Il l'interrompit en l'embrassant sur la joue. Ce geste était si spontané qu'il n'avait pu le retenir. Lilly le regarda avec un air triste.

- Ne me regardes pas comme ça, lui demanda t'il. Je ne veux pas que... Oh et puis zut...

Il l'attira contre lui et l'embrassa avec une fougue que lui-même ne contrôlait pas. Lilly bien que surprise de la rapidité avec laquelle cela s'était produit, perdit pied, totalement troublée par ce baiser qu'il lui volait. Après quelques instants où ni l'un ni l'autre ne voulaient interrompre ce moment, il y mit fin. Et tout en la regardant, il lui murmura le mot merci. Ce simple mot, Lilly le comprit. Il la remerciait de l'avoir laissé faire, de l'avoir laissé l'aimer juste une fois. Il partit. Et une fois seule, Lilly laissa libre cours aux sanglots qui l'envahissaient.
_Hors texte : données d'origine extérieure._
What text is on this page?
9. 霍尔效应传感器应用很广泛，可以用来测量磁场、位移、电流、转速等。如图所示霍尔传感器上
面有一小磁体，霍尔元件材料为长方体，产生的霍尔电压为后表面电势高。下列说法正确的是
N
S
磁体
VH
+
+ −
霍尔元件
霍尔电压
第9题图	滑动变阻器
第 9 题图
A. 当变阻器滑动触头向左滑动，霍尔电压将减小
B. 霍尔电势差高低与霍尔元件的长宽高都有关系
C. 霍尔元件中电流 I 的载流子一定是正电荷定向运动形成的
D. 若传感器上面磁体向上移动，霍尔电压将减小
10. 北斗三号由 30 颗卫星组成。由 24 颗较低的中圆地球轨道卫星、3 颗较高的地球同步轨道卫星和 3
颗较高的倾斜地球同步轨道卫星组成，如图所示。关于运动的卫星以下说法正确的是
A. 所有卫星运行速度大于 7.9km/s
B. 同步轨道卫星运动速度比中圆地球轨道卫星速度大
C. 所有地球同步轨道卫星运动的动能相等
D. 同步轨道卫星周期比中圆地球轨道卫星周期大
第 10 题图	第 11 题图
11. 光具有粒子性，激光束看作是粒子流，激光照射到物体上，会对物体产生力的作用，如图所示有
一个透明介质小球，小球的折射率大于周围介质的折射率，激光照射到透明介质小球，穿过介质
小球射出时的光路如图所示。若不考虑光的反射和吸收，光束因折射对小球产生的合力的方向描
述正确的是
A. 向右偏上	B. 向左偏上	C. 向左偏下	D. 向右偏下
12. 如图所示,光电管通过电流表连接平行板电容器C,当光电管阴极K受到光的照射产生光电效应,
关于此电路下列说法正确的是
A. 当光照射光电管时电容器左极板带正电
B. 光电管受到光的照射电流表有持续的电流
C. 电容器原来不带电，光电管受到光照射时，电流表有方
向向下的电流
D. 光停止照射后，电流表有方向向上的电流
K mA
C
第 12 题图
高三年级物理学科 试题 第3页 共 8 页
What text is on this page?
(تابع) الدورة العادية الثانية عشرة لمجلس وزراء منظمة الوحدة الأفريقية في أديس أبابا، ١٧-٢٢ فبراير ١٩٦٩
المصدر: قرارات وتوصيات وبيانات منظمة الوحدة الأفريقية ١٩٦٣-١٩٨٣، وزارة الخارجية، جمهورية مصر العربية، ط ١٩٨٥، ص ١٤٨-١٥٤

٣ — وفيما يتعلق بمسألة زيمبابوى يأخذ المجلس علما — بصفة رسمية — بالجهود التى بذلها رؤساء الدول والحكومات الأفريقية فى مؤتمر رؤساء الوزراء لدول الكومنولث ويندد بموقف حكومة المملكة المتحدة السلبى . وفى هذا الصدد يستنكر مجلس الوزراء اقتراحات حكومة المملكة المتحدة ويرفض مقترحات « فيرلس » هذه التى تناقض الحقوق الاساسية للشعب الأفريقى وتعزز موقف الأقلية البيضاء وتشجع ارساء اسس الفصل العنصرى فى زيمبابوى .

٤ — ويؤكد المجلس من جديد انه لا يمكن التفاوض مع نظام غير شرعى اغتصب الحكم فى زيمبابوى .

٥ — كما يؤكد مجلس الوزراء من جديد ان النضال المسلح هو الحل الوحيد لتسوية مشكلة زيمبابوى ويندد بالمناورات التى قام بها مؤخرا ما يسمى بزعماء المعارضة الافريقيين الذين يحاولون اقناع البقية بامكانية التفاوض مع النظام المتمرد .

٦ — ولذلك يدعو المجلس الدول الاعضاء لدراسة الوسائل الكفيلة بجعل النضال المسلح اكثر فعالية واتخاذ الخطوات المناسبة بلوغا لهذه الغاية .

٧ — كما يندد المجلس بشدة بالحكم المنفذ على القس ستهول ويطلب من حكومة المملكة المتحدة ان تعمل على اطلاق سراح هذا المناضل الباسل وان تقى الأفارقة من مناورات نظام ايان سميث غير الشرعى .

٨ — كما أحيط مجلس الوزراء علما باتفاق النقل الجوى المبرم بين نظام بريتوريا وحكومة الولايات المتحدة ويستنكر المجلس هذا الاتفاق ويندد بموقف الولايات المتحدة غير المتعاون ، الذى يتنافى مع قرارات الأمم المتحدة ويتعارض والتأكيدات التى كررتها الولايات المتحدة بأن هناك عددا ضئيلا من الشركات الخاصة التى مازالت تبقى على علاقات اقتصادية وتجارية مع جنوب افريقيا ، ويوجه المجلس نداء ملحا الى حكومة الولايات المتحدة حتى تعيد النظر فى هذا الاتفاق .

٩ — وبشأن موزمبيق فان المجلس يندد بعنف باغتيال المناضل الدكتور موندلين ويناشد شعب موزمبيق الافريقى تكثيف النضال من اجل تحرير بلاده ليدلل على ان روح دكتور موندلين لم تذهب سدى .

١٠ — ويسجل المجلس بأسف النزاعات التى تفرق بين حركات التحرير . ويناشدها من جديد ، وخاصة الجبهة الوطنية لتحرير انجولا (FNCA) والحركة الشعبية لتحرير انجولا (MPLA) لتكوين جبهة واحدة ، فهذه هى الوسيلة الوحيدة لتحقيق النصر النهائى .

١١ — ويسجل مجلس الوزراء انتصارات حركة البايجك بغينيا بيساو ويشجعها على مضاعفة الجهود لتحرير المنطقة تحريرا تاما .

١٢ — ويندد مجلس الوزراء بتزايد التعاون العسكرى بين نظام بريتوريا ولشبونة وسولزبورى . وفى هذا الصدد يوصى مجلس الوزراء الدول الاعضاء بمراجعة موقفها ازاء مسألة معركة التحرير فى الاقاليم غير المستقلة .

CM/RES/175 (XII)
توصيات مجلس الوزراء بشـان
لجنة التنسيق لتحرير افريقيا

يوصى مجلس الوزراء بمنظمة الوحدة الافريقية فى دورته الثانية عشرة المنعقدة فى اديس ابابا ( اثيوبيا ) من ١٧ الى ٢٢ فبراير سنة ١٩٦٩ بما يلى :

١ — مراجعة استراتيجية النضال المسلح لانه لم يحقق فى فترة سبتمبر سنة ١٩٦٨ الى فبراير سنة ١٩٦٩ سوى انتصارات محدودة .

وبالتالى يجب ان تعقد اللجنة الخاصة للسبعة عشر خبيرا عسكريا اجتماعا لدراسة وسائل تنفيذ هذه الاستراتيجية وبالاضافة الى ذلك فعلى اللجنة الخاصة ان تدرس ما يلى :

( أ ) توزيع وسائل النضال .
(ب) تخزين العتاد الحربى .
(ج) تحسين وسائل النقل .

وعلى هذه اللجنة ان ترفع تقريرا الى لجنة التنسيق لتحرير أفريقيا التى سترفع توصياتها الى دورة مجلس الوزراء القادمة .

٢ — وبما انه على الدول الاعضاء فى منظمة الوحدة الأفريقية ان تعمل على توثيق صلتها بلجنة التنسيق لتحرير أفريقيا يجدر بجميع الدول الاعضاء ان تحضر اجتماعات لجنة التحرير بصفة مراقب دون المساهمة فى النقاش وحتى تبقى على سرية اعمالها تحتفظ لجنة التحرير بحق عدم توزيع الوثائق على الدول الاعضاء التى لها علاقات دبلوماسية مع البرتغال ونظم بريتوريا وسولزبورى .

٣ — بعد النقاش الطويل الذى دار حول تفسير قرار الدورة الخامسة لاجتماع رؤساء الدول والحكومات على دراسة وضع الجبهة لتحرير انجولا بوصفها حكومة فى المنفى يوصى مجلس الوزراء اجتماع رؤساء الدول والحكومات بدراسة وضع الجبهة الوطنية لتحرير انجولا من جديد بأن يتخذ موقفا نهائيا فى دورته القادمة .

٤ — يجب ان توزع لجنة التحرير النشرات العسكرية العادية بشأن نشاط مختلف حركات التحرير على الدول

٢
Elle venait de perdre son meilleur ami, car quoiqu'il dise, il leur faudrait beaucoup de temps pour reprendre une relation amicale. Cela ne s'oublierait pas aussi facilement que ça. Ils avaient commis tous les 2 une bêtise. Lui de ne pas avoir su se contrôler, elle de l'avoir laissé continuer. Mais, même si elle ne l'avouerait jamais, cette bêtise lui avait fait le plus grand bien. Elle avait retrouvé sa confiance en elle.

 

Le reste de la journée se passa donc comme elle avait commencé. Ils évitèrent de se croiser le plus possible, mais ne purent échapper à l'invitation de Michel David. Ce dernier avait invité toute l'équipe chez lui. Il voulait les remercier pour ne pas avoir laissé tomber l'affaire, malgré la complexité de celle-ci. Scotty lui dit que l'enquête évoluait. Maintenant, il fallait remonter la chaîne et essayer d'infiltrer l'organisation, et de la démanteler. Mais comme ce n'était plus de leur ressort, ils étaient obligés de laisser une autre brigade s'en occuper. Lilly avait réussi à trouver un vol plus tôt que celui prévu pour leur retour. L'idée de passer tout le trajet à mesurer leurs paroles ne l'enchantait pas. Elle rentrait donc le lendemain, laissant Scotty passer 2 jours supplémentaires dans la capitale. Elle avait trouvé une excuse que Stillman crut sans difficulté. Léa lui avait demandé de rentrer un peu plus tôt, voulant la voir à tout prix pour parler de l'enquête, avant qu'elle ne rende son rapport. Elle s'en voulut de se servir d'elle de cette façon, mais c'était la seule qu'elle avait trouvé et qui tenait la route. Son chef n'aurait sans doute pas l'idée de vérifier. Elle fut sortit d ses pensées par Millie.

- Tu penses à quoi ? Lui demanda la petite fille.

- A rien, ma grande, répondit-elle calmement. Qu'est-ce qu'il y a ?

- Viens !

Millie traîna Lilly jusqu'à une pièce où elles se retrouvèrent seules. Elle lui tendit un petit paquet. La jeune femme le prit et l'ouvrit. Elle ne s'attendait pas à ce qu'elle allait y trouver. Elle sortit un petit écrin et l'ouvrit. Dedans se trouvait une petite chaîne avec son prénom en pendentif. Lilly eut les larmes aux yeux et mit le petit collier autour de son cou.

- Merci Millie, tu es adorable, mais je n'ai rien pour toi, fit-elle désolée.

- Si tu m'as fait un très beau cadeau. Celui qui a tué ma maman est en prison !

- Je n'ai fait que mon métier ma grande, tu sais.

- Oui, mais ça compte pour moi ! Répondit Millie en se blottissant dans les bras de la jeune femme.

Lilly sentit ses yeux briller et elle ne put s'empêcher d'afficher un grand sourire, le seul qui était vrai dans cette journée. Le seul où elle ne se forçait pas. Elle serra elle aussi la petite fille dans ses bras. Après quelques minutes, elles se séparèrent, essuyant chacune leur visage.

- Et puis tu sais, il y en a un aussi pour Scotty ! Papi m'a dit qu'on retournerait aux états unis. Je passerais te voir, mais tu vas me manquer !

- Toi aussi, tu vas me manquer Millie. Tu sais que tu m'as apporté énormément de bien. Et de t'aider m'a aidé aussi.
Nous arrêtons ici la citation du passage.